In the post titled “Every Comedian Who Participates in the Riyadh Comedy Festival Needs to Be Boycotted and Blacklisted,” which quickly shot up to the front page of the forum, user PresidentAshenHeart made a plea for comedy fans across the internet to stop patronizing the same comedians who cash checks from billionaire butchers.
“Saudi Arabia is an authoritarian, ultra conservative country run by an actual king. They have slaves, kill journalists including Khashoggi, and execute people for being LGBT,” PresidentAshenHeart stated. “Yet our supposedly pro-free speech comedians are fine with performing in this country so long as the $$$ is good enough. Their willingness to perform in this country normalizes this type of government in the modern lens, which I find unacceptable.”
“So yeah, comedians like Pete Davidson, Bill Burr, Dave Chapelle, and Louis C.K. should all be swept away in the dustbin of history for being hypocritical, anti-free speech scumbag comedians,” they concluded.
Tens of thousands of users have upvoted the post and nearly 4,000 have responded, with one of the top commenters writing, “Bill Burr is the most disappointing for sure, but holy hell is Pete Davidson the wildest.

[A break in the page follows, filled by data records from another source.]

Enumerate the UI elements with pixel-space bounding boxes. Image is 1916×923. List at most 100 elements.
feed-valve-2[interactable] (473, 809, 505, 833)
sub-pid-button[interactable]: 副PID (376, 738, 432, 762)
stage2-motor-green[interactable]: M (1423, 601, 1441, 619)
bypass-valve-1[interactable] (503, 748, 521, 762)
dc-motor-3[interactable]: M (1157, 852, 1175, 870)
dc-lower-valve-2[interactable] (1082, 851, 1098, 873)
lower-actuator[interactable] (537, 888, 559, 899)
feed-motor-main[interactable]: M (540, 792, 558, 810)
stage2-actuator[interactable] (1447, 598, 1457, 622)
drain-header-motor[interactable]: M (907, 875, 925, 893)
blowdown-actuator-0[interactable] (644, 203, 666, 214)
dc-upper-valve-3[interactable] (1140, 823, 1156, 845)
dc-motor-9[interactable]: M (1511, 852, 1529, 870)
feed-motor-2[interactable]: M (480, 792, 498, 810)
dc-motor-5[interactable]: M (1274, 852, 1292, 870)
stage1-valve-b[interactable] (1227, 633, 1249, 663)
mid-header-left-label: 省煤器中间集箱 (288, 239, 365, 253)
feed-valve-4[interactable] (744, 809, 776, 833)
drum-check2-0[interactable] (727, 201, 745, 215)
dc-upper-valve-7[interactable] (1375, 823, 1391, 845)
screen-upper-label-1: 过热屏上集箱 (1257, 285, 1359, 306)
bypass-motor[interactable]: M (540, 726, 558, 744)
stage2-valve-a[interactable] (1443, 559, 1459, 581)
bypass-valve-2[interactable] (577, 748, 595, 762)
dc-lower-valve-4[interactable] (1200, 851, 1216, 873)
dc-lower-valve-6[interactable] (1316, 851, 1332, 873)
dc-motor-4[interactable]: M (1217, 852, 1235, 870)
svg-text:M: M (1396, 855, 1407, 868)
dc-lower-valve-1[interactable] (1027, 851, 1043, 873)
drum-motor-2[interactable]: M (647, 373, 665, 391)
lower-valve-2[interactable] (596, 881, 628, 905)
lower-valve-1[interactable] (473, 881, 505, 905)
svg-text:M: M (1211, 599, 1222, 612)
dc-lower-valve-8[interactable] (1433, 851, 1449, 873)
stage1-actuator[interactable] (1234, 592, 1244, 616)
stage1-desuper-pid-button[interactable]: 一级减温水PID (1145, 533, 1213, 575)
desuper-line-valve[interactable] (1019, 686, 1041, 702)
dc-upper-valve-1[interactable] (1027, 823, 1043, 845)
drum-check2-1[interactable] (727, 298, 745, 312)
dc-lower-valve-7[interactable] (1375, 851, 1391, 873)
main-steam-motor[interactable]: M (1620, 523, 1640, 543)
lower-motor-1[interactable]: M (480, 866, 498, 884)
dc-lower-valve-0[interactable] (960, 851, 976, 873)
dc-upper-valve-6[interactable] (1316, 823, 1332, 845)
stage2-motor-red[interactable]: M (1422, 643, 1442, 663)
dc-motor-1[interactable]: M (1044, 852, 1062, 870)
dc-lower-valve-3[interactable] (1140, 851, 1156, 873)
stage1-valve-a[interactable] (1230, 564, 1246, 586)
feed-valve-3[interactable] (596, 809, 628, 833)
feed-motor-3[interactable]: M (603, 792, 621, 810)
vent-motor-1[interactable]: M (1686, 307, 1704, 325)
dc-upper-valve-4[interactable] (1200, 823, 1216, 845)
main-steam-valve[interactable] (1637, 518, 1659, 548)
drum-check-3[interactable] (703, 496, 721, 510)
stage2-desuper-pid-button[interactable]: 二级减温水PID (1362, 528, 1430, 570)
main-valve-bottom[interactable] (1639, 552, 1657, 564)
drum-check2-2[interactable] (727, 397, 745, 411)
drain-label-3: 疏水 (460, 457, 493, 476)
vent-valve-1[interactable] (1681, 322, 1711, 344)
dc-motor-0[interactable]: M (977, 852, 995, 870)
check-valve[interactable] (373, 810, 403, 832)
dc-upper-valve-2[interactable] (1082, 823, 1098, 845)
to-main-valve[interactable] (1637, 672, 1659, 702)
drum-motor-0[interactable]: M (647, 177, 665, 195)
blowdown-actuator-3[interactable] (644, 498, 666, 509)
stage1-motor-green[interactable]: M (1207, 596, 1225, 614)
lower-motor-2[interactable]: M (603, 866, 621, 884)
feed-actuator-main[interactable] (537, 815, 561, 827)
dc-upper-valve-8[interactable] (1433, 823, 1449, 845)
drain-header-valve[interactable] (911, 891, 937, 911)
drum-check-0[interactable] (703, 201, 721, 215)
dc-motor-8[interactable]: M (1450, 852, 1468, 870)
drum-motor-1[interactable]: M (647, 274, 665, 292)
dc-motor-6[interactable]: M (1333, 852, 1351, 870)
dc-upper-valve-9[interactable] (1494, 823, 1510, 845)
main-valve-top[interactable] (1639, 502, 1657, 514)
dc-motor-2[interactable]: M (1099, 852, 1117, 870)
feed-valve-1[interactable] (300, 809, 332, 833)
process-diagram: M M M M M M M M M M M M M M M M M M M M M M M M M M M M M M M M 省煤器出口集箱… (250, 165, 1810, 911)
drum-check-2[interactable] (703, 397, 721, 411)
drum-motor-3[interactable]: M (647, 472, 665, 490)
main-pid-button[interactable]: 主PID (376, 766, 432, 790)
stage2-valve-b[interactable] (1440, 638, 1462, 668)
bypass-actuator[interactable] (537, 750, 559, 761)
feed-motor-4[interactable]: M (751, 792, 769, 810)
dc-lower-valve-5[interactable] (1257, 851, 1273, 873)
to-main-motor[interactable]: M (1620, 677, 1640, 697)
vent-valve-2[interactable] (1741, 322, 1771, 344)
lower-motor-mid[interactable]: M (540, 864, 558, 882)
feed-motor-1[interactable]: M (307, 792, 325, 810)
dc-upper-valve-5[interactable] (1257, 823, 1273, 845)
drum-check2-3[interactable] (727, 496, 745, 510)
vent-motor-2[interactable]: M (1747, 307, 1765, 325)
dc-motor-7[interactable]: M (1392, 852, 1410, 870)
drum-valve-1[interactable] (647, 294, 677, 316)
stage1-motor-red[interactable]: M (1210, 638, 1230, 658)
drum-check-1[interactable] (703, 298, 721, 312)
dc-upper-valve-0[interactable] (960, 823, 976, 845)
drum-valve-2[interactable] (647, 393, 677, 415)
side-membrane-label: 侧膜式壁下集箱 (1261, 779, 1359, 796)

I’ve never liked Pete or understood his appeal, but imagine selling yourself to the people who killed your father…”
Another user concurred, writing, “Pete Davidson was an intentional political decision to flaunt their ownership of the American neoliberal class. We killed your daddy, now dance monkey.”

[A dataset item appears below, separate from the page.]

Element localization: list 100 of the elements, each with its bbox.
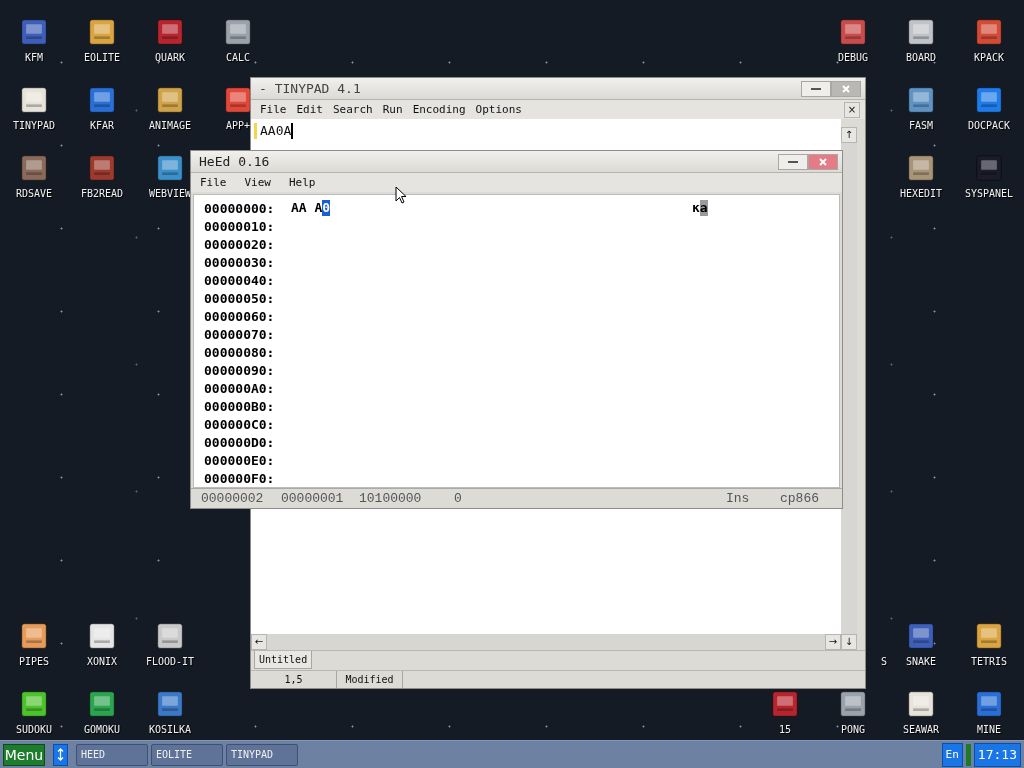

“It looks like Pete who is famously reckless and careless needs the money. He’s also clearly lacking any integrity or self-respect,” one more wrote of Davidson, whose father died in the 9/11 attacks that were, in part, supported by the Saudi government. “Bill Burr is the saddest for me but he’s a wild card he might break the rules intentionally but it looks gross. Remember how much Chapelle bitched about lack of free speech? They have to sign a censorship agreement to perform lol so it wasn’t ever anything that they actually cared about.”
“I hope they take their money and disappear,” one more comedy fan said of the Riyadh crew. “They have revealed themselves as morally vacuous individuals with zero integrity. George Carlin and Bill Hicks would have shredded these clowns.”
But for many of the names on the Riyadh list, disappearance probably isn’t an option. Chappelle, Burr, Hart and Segura already made enough money in their careers to fully insulate themselves from the backlash to their Saudi Arabia trip even before they received a massive injection of blood money, and they can withstand a national tour or two with slightly diminished ticket sales. The comedians who should be worried about a Riyadh boycott picking up steam are the names that are further down on the list.
Guys like Morril and Normand probably don't have the nest egg of their colleagues, and their fans are much more attuned to the political side of the comedy business than the average attendee at a stadium show. Even with his entire fandom in open revolt over his newfound adulation for bloodthirsty billionaires, Burr would be just fine if his gigs dried up today — Morril and Normand would likely be ruined if the We Might Be Drunk following found the conscience that they lost.